TfidfVectorizer
Convert raw documents to a matrix of TF-IDF features.
Install / Use
/learn @phfaustini/TfidfVectorizerREADME
C++ TfidfVectorizer
Convert raw documents to a matrix of TF-IDF features.
Requirements:
- Armadillo, g++, boost
sudo apt install g++ libboost-all-dev libarmadillo-dev
Compiling and running example in main.cc:
g++ main.cc src/tfidf_vectorizer.cc -larmadillo -std=c++11 && ./a.out
Features:
- Tokenizes raw documents.
- Work with both tf-idf and binary values.
- Can use a selected number of features (the ones with highest idf).

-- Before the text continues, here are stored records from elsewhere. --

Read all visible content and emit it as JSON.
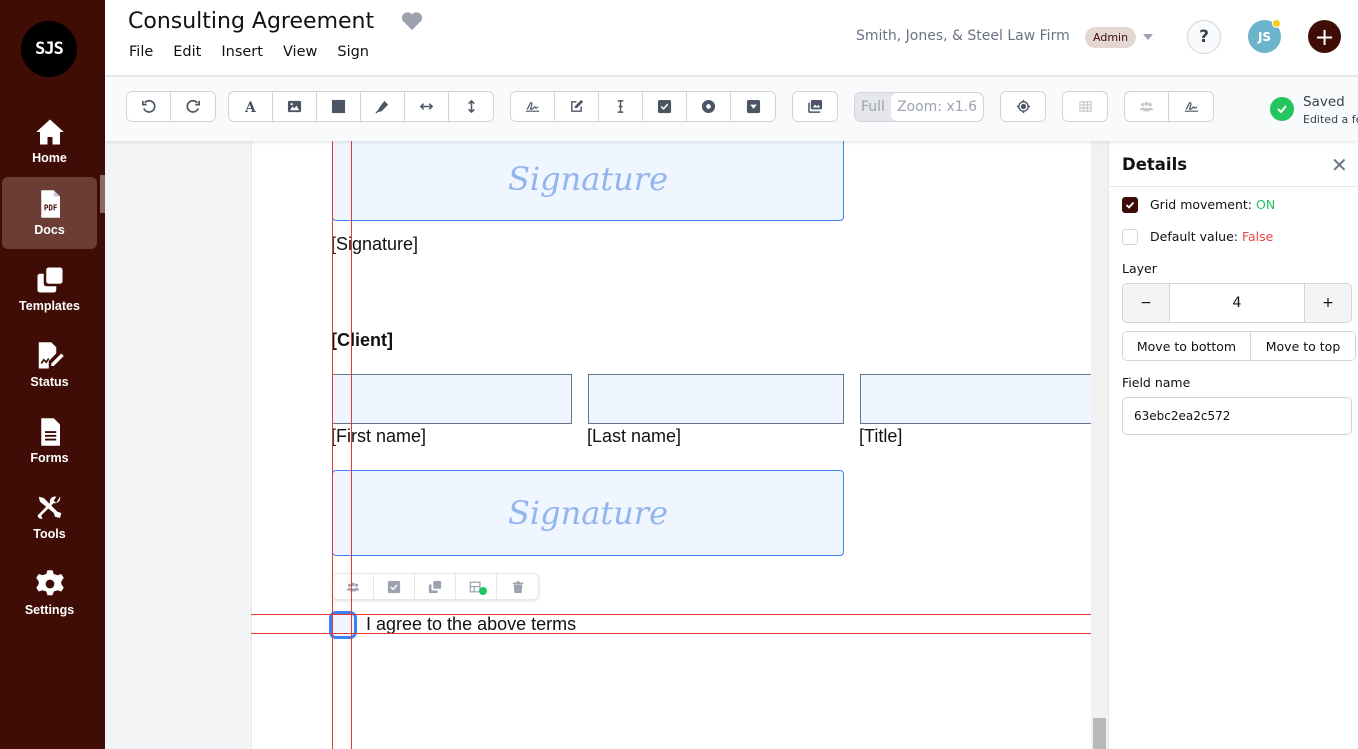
{
  "sidebar": {
    "logo_text": "SJS",
    "items": [
      {
        "label": "Home",
        "icon": "home-icon",
        "active": false
      },
      {
        "label": "Docs",
        "icon": "pdf-file-icon",
        "active": true
      },
      {
        "label": "Templates",
        "icon": "copy-icon",
        "active": false
      },
      {
        "label": "Status",
        "icon": "signature-edit-icon",
        "active": false
      },
      {
        "label": "Forms",
        "icon": "file-lines-icon",
        "active": false
      },
      {
        "label": "Tools",
        "icon": "tools-icon",
        "active": false
      },
      {
        "label": "Settings",
        "icon": "gear-icon",
        "active": false
      }
    ]
  },
  "header": {
    "title": "Consulting Agreement",
    "menu": [
      "File",
      "Edit",
      "Insert",
      "View",
      "Sign"
    ],
    "organization": "Smith, Jones, & Steel Law Firm",
    "role_badge": "Admin",
    "help_label": "?",
    "avatar_initials": "JS",
    "add_label": "+"
  },
  "toolbar": {
    "zoom_full_label": "Full",
    "zoom_level_label": "Zoom: x1.6",
    "save_status": "Saved",
    "save_sub": "Edited a few seconds ago"
  },
  "document": {
    "signature_placeholder": "Signature",
    "signature_label_1": "[Signature]",
    "client_heading": "[Client]",
    "first_name_label": "[First name]",
    "last_name_label": "[Last name]",
    "title_label": "[Title]",
    "agree_text": "I agree to the above terms"
  },
  "details_panel": {
    "title": "Details",
    "grid_movement_label": "Grid movement: ",
    "grid_movement_value": "ON",
    "grid_movement_checked": true,
    "default_value_label": "Default value: ",
    "default_value_value": "False",
    "default_value_checked": false,
    "layer_label": "Layer",
    "layer_value": "4",
    "layer_decrement": "−",
    "layer_increment": "+",
    "move_to_bottom": "Move to bottom",
    "move_to_top": "Move to top",
    "field_name_label": "Field name",
    "field_name_value": "63ebc2ea2c572"
  },
  "colors": {
    "brand": "#3f0d05",
    "success": "#22c55e",
    "danger": "#ef4444",
    "field_border": "#3b82f6",
    "guide": "#e53935"
  }
}
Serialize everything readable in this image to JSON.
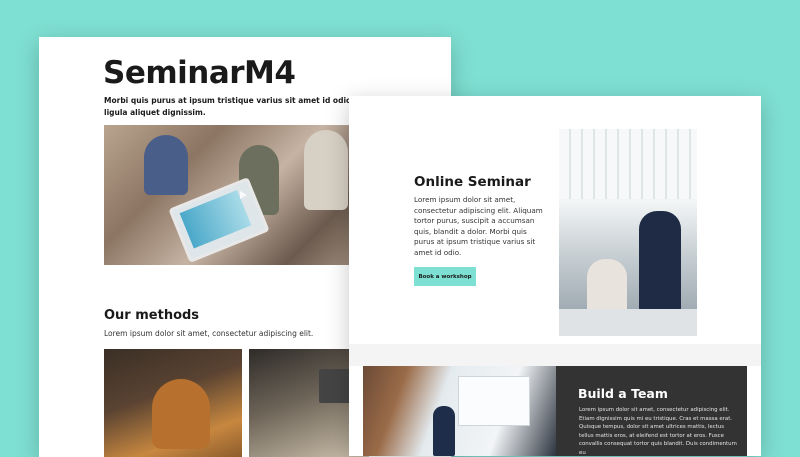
{
  "back_page": {
    "title": "SeminarM4",
    "lead": "Morbi quis purus at ipsum tristique varius sit amet id odio. Ut tincidunt ligula aliquet dignissim.",
    "methods_heading": "Our methods",
    "methods_text": "Lorem ipsum dolor sit amet, consectetur adipiscing elit."
  },
  "front_page": {
    "heading": "Online Seminar",
    "body": "Lorem ipsum dolor sit amet, consectetur adipiscing elit. Aliquam tortor purus, suscipit a accumsan quis, blandit a dolor. Morbi quis purus at ipsum tristique varius sit amet id odio.",
    "button_label": "Book a workshop",
    "team_heading": "Build a Team",
    "team_text": "Lorem ipsum dolor sit amet, consectetur adipiscing elit. Etiam dignissim quis mi eu tristique. Cras et massa erat. Quisque tempus, dolor sit amet ultrices mattis, lectus tellus mattis eros, at eleifend est tortor at eros. Fusce convallis consequat tortor quis blandit. Duis condimentum eu"
  },
  "colors": {
    "background": "#7ee0d2",
    "accent": "#7ee0d2",
    "dark_panel": "#333333"
  }
}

- Similar interface to sklearn: fit, transform and fit_transform methods, as well as idf_ and vocabulary_ members. However, this is not a port from sklearn TfidfVectorizer, but it tries to mimic sklearn. The example given here produces the same tfidf matrix as sklearn in https://scikit-learn.org/stable/modules/generated/sklearn.feature_extraction.text.TfidfVectorizer.html.
Notes:
- Features are in rows, documents (objects) are in columns.
- This behavior is opposed to what is normally done in Python, but it is the default in C++ libraries such as MLPack.
Optional: unit tests
- Install catch2
git clone https://github.com/catchorg/Catch2.git # somewhere else
cd Catch2
cmake -Bbuild -H. -DBUILD_TESTING=OFF
sudo cmake --build build/ --target install
- Run tests
cd tests/
g++ t1.cc -larmadillo -std=c++11 -o tests
./tests